Quick stats for ground_truth.json, ocr_results.json, database.json.
This notebook expects the three JSON files in ./data or the repo root.


In [1]:
from pathlib import Path
import json
import pandas as pd
import numpy as np

def find_repo_root():
    candidates = [Path.cwd(), Path.cwd().parent]
    for base in candidates:
        if (base / 'data').exists() or (base / 'requirements.txt').exists():
            return base
    return Path.cwd()

ROOT_DIR = find_repo_root()
DATA_DIR_CANDIDATES = [ROOT_DIR / 'data', ROOT_DIR]

def load_json(name):
    for base in DATA_DIR_CANDIDATES:
        path = base / name
        if path.exists():
            return json.loads(path.read_text(encoding='utf-8')), path
    raise FileNotFoundError(f"Missing {name}. Put it in ./data or repo root.")
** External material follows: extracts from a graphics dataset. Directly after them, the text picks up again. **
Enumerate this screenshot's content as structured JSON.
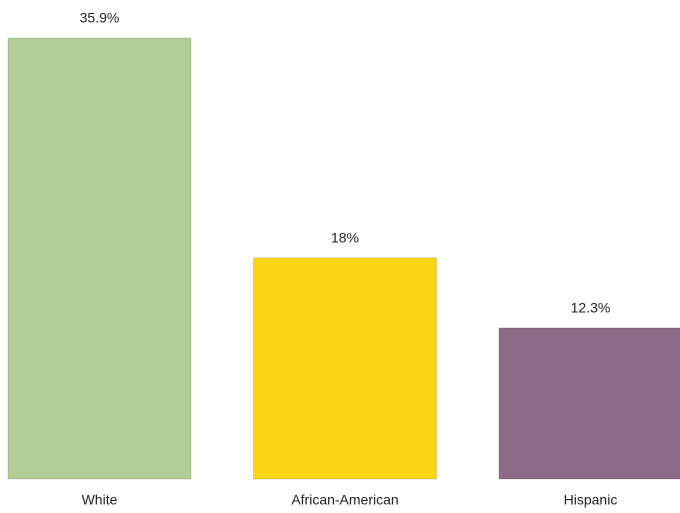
{
  "chart_data": {
    "type": "bar",
    "categories": [
      "White",
      "African-American",
      "Hispanic"
    ],
    "values": [
      35.9,
      18,
      12.3
    ],
    "value_labels": [
      "35.9%",
      "18%",
      "12.3%"
    ],
    "colors": [
      "#b1cd98",
      "#fbd416",
      "#8b6b88"
    ]
  }
}
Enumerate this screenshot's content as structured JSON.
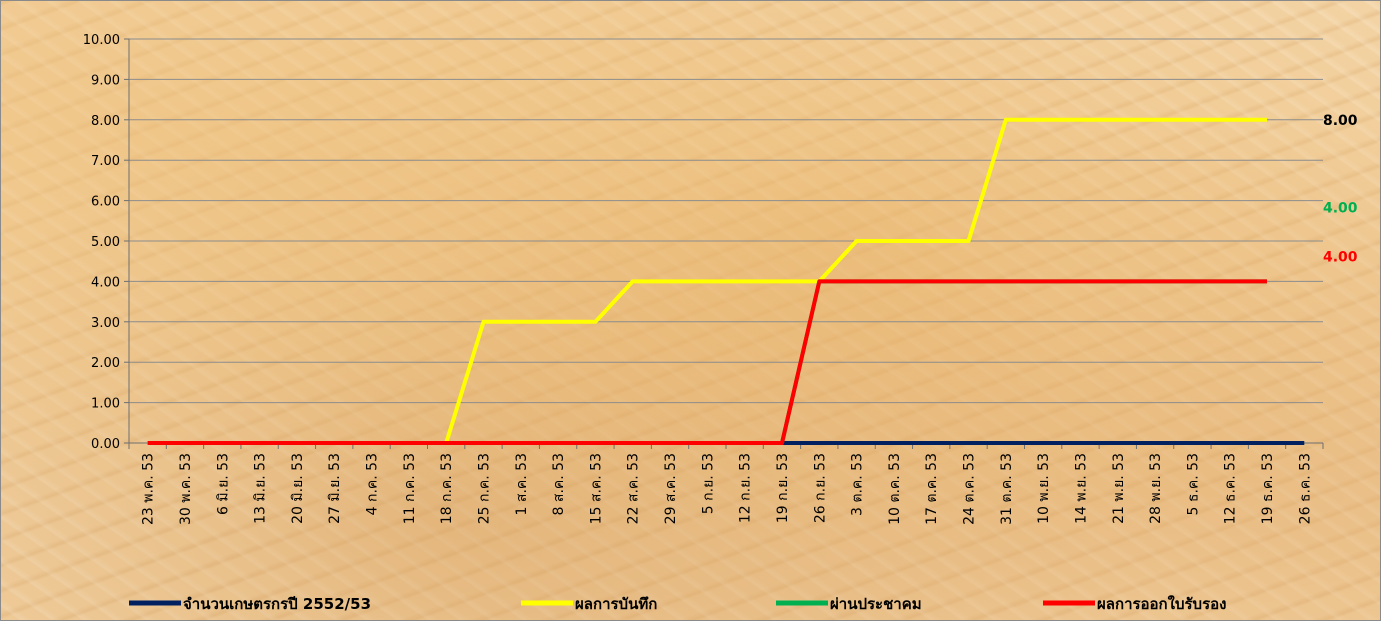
{
  "chart_data": {
    "type": "line",
    "title": "",
    "xlabel": "",
    "ylabel": "",
    "ylim": [
      0,
      10
    ],
    "y_tick_labels": [
      "0.00",
      "1.00",
      "2.00",
      "3.00",
      "4.00",
      "5.00",
      "6.00",
      "7.00",
      "8.00",
      "9.00",
      "10.00"
    ],
    "grid": true,
    "legend_position": "bottom",
    "categories": [
      "23 พ.ค. 53",
      "30 พ.ค. 53",
      "6 มิ.ย. 53",
      "13 มิ.ย. 53",
      "20 มิ.ย. 53",
      "27 มิ.ย. 53",
      "4 ก.ค. 53",
      "11 ก.ค. 53",
      "18 ก.ค. 53",
      "25 ก.ค. 53",
      "1 ส.ค. 53",
      "8 ส.ค. 53",
      "15 ส.ค. 53",
      "22 ส.ค. 53",
      "29 ส.ค. 53",
      "5 ก.ย. 53",
      "12 ก.ย. 53",
      "19 ก.ย. 53",
      "26 ก.ย. 53",
      "3 ต.ค. 53",
      "10 ต.ค. 53",
      "17 ต.ค. 53",
      "24 ต.ค. 53",
      "31 ต.ค. 53",
      "10 พ.ย. 53",
      "14 พ.ย. 53",
      "21 พ.ย. 53",
      "28 พ.ย. 53",
      "5 ธ.ค. 53",
      "12 ธ.ค. 53",
      "19 ธ.ค. 53",
      "26 ธ.ค. 53"
    ],
    "series": [
      {
        "name": "จำนวนเกษตรกรปี  2552/53",
        "color": "#002060",
        "values": [
          0,
          0,
          0,
          0,
          0,
          0,
          0,
          0,
          0,
          0,
          0,
          0,
          0,
          0,
          0,
          0,
          0,
          0,
          0,
          0,
          0,
          0,
          0,
          0,
          0,
          0,
          0,
          0,
          0,
          0,
          0,
          0
        ]
      },
      {
        "name": "ผลการบันทึก",
        "color": "#FFFF00",
        "values": [
          0,
          0,
          0,
          0,
          0,
          0,
          0,
          0,
          0,
          3,
          3,
          3,
          3,
          4,
          4,
          4,
          4,
          4,
          4,
          5,
          5,
          5,
          5,
          8,
          8,
          8,
          8,
          8,
          8,
          8,
          8,
          null
        ]
      },
      {
        "name": "ผ่านประชาคม",
        "color": "#00B050",
        "values": [
          0,
          0,
          0,
          0,
          0,
          0,
          0,
          0,
          0,
          0,
          0,
          0,
          0,
          0,
          0,
          0,
          0,
          0,
          4,
          4,
          4,
          4,
          4,
          4,
          4,
          4,
          4,
          4,
          4,
          4,
          4,
          null
        ]
      },
      {
        "name": "ผลการออกใบรับรอง",
        "color": "#FF0000",
        "values": [
          0,
          0,
          0,
          0,
          0,
          0,
          0,
          0,
          0,
          0,
          0,
          0,
          0,
          0,
          0,
          0,
          0,
          0,
          4,
          4,
          4,
          4,
          4,
          4,
          4,
          4,
          4,
          4,
          4,
          4,
          4,
          null
        ]
      }
    ],
    "end_labels": [
      {
        "text": "8.00",
        "color": "#000000",
        "value": 8
      },
      {
        "text": "4.00",
        "color": "#00B050",
        "value": 4,
        "offset": "above"
      },
      {
        "text": "4.00",
        "color": "#FF0000",
        "value": 4,
        "offset": "mid"
      }
    ]
  }
}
ground_truth, gt_path = load_json('ground_truth.json')
ocr_results, ocr_path = load_json('ocr_results.json')
database, db_path = load_json('database.json')

print('Loaded:', gt_path, ocr_path, db_path)


Loaded: c:\Users\minhs\Desktop\invoice-validation-system\invoice-validation-system\data\ground_truth.json c:\Users\minhs\Desktop\invoice-validation-system\invoice-validation-system\data\ocr_results.json c:\Users\minhs\Desktop\invoice-validation-system\invoice-validation-system\data\database.json


In [2]:
gt_invoices = ground_truth.get('invoices', [])
gt_ids = [inv.get('invoice_id') for inv in gt_invoices if inv.get('invoice_id')]
ocr_ids = list(ocr_results.keys())

summary = {
    'gt_invoices': len(gt_ids),
    'ocr_invoices': len(ocr_ids),
    'in_both': len(set(gt_ids) & set(ocr_ids)),
    'missing_in_ocr': len(set(gt_ids) - set(ocr_ids)),
    'missing_in_gt': len(set(ocr_ids) - set(gt_ids)),
}
pd.DataFrame([summary])


Unnamed: 0,gt_invoices,ocr_invoices,in_both,missing_in_ocr,missing_in_gt
0,3,3,3,0,0


In [3]:
def collect_fields(gt_invoices, ocr_results):
    fields = set()
    for inv in gt_invoices:
        fields.update(inv.get('expected_data', {}).keys())
    for inv in ocr_results.values():
        fields.update(inv.get('structured_data', {}).keys())
    return sorted(fields)

def is_missing(value):
    if value is None:
        return True
    if isinstance(value, str) and value.strip() == '':
        return True
    if isinstance(value, list) and len(value) == 0:
        return True
    return False

fields = collect_fields(gt_invoices, ocr_results)
total_ocr = len(ocr_results)

rows = []
for field in fields:
    missing_ocr = 0
    bbox_present = 0
    conf_present = 0
    for inv in ocr_results.values():
        structured = inv.get('structured_data', {})
        if field not in structured or is_missing(structured.get(field)):
            missing_ocr += 1
        if field in inv.get('bounding_boxes', {}):
            bbox_present += 1
        if field in inv.get('confidence_scores', {}):
            conf_present += 1
    rows.append({
        'field': field,
        'missing_ocr': missing_ocr,
        'missing_ocr_pct': (missing_ocr / total_ocr * 100) if total_ocr else 0.0,
        'bbox_coverage_pct': (bbox_present / total_ocr * 100) if total_ocr else 0.0,
        'confidence_coverage_pct': (conf_present / total_ocr * 100) if total_ocr else 0.0,
    })

missing_fields_df = pd.DataFrame(rows).sort_values(
    ['missing_ocr', 'field'], ascending=[False, True]
)

missing_fields_df


Unnamed: 0,field,missing_ocr,missing_ocr_pct,bbox_coverage_pct,confidence_coverage_pct
0,customer_address,1,33.333333,0.0,0.0
9,vendor_address,1,33.333333,0.0,0.0
1,customer_name,0,0.0,0.0,0.0
2,due_date,0,0.0,33.333333,66.666667
3,invoice_date,0,0.0,0.0,0.0
4,line_items,0,0.0,0.0,0.0
5,po_number,0,0.0,100.0,100.0
6,subtotal,0,0.0,0.0,0.0
7,tax_amount,0,0.0,33.333333,33.333333
8,total_amount,0,0.0,33.333333,66.666667


## Risk list (quick)

- PO number confusion O<->0 and I<->1
- Vendor/customer name truncated
- Address abbreviations (Drive->Dr, Street->St)
- Invoice/due date shifted by 1 day
- Small tax/amount differences